LockBit Ransomware Hack: What Caused the Data Breach?

In a significant blow to the notorious LockBit ransomware gang, a massive hack exposed sensitive internal data, including details of 60,000 Bitcoin addresses. This data breach follows recent law enforcement efforts to disrupt the gang’s operations, potentially crippling their ability to carry out further crimes.

Notably, the exposed data includes negotiation chats, admin credentials, and wallet addresses. These critical documents are now publicly available, providing insights into LockBit’s operations.

LockBit Ransomware Gang Data Breach: Details

LockBit’s dark web affiliate panel was recently compromised, resulting in a complete defacement and exposure of sensitive data. The incident was first uncovered by the threat actor, Rey, who wrote on X, “LockBit just got pwned.” Following the breach, the admin panels show a message instead of the usual login screen:

Don’t do crime. CRIME IS BAD. xoxo from Prague”
Along with this message is a link to a downloadable archive: paneldb_dump.zip, which contains a MySQL dump of LockBit’s affiliate portal.

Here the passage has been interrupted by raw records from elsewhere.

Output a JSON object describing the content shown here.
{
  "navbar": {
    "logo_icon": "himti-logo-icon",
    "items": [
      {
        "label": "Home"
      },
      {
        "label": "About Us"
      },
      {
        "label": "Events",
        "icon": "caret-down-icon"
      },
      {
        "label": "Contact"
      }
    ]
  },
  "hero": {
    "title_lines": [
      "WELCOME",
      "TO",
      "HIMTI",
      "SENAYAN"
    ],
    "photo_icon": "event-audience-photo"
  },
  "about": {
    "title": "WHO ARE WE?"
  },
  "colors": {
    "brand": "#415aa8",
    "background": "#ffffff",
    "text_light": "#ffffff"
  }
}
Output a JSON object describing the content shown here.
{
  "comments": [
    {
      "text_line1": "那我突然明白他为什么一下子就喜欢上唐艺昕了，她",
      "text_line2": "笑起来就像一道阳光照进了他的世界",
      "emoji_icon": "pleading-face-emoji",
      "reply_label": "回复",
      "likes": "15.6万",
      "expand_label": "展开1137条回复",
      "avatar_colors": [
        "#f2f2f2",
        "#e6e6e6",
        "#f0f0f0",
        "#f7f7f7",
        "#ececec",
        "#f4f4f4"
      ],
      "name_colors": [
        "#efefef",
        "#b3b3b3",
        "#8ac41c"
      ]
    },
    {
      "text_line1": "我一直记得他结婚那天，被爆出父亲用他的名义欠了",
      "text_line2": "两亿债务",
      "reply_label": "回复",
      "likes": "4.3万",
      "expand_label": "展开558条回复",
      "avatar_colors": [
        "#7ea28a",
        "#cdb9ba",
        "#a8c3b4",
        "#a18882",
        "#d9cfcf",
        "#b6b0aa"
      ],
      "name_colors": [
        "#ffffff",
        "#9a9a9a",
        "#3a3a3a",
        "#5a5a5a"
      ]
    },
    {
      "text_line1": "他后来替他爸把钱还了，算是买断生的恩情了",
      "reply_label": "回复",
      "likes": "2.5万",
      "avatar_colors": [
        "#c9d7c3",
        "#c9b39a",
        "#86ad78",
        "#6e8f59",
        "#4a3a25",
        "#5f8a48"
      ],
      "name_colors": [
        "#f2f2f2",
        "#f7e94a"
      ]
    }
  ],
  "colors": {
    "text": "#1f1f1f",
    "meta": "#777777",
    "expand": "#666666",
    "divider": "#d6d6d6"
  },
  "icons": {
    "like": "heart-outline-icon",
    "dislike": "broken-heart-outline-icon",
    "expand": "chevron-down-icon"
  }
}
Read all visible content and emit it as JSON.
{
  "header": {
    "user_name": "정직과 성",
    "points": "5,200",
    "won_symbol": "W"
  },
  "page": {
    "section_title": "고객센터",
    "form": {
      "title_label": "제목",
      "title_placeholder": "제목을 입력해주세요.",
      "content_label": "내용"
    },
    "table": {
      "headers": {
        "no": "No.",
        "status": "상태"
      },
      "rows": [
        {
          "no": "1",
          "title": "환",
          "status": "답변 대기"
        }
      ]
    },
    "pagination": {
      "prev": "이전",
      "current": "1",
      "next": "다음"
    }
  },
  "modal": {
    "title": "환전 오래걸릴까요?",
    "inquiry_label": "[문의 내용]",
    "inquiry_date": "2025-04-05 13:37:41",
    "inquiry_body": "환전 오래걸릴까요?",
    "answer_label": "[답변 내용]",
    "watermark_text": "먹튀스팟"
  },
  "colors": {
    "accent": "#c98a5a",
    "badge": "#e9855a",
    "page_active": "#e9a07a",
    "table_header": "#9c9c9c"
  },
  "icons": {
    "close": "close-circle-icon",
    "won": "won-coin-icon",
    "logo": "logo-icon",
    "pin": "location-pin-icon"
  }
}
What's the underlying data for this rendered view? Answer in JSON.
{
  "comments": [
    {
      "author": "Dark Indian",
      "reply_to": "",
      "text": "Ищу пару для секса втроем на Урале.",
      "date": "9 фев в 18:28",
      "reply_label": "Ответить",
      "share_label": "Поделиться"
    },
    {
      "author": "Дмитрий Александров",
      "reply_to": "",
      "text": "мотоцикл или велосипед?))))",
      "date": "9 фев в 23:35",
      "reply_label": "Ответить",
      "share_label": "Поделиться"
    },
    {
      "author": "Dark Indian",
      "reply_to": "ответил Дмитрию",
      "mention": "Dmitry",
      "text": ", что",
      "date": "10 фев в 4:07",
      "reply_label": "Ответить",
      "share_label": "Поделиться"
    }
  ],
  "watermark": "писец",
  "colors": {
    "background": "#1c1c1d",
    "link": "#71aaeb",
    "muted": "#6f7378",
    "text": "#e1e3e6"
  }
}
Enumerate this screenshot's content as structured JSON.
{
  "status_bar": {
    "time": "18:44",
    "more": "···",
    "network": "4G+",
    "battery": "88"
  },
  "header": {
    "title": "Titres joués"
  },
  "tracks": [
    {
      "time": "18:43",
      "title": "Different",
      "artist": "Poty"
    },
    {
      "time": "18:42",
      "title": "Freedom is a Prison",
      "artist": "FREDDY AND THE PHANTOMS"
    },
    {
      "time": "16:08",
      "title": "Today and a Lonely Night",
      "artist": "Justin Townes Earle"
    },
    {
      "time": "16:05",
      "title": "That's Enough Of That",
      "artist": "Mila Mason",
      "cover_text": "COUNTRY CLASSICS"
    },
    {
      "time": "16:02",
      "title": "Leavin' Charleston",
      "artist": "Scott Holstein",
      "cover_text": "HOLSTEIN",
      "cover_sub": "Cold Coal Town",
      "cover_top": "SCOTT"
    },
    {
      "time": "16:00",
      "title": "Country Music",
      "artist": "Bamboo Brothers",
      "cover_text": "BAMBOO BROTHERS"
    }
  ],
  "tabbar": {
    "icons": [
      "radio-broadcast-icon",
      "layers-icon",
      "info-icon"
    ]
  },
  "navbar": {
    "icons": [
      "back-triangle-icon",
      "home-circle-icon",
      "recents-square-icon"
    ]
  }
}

Inside the LockBit Ransomware Database

Notably, the breached database contains 20 tables that reveal the platform’s operations. It includes about 60,000 unique Bitcoin addresses, individual builds created by affiliates for attacks, and configurations used for each build, such as specific servers to skip or files to encrypt. In addition, the data unveils negotiation messages between the LockBit gang and victims, offering a glimpse into their tactics and interactions. Thus, the LockBit Ransomware hack helps an investigator to better understand LockBit’s inner workings.

The incident is unfolding at a time when the crypto market experienced a significant uptrend, mainly driven by Trump’s US-UK trade deal announcement.

What Caused the Hack?

Security researcher Michael Gillespie posited that the data breach occurred due to LockBit ransomware’s lack of proper security measures. The analyst identified that the passwords were kept in plain text, unencrypted, revealing lax security practices, which is ironic given their own malicious activities. This incident follows increasing crypto scams, which forced Australian regulators to shut down 90 companies allegedly linked to pig butchering scams.

Though the identity of the breach’s perpetrator and the method used are still unclear, the similar defacement message used in the Everest ransomware breach suggests a possible link.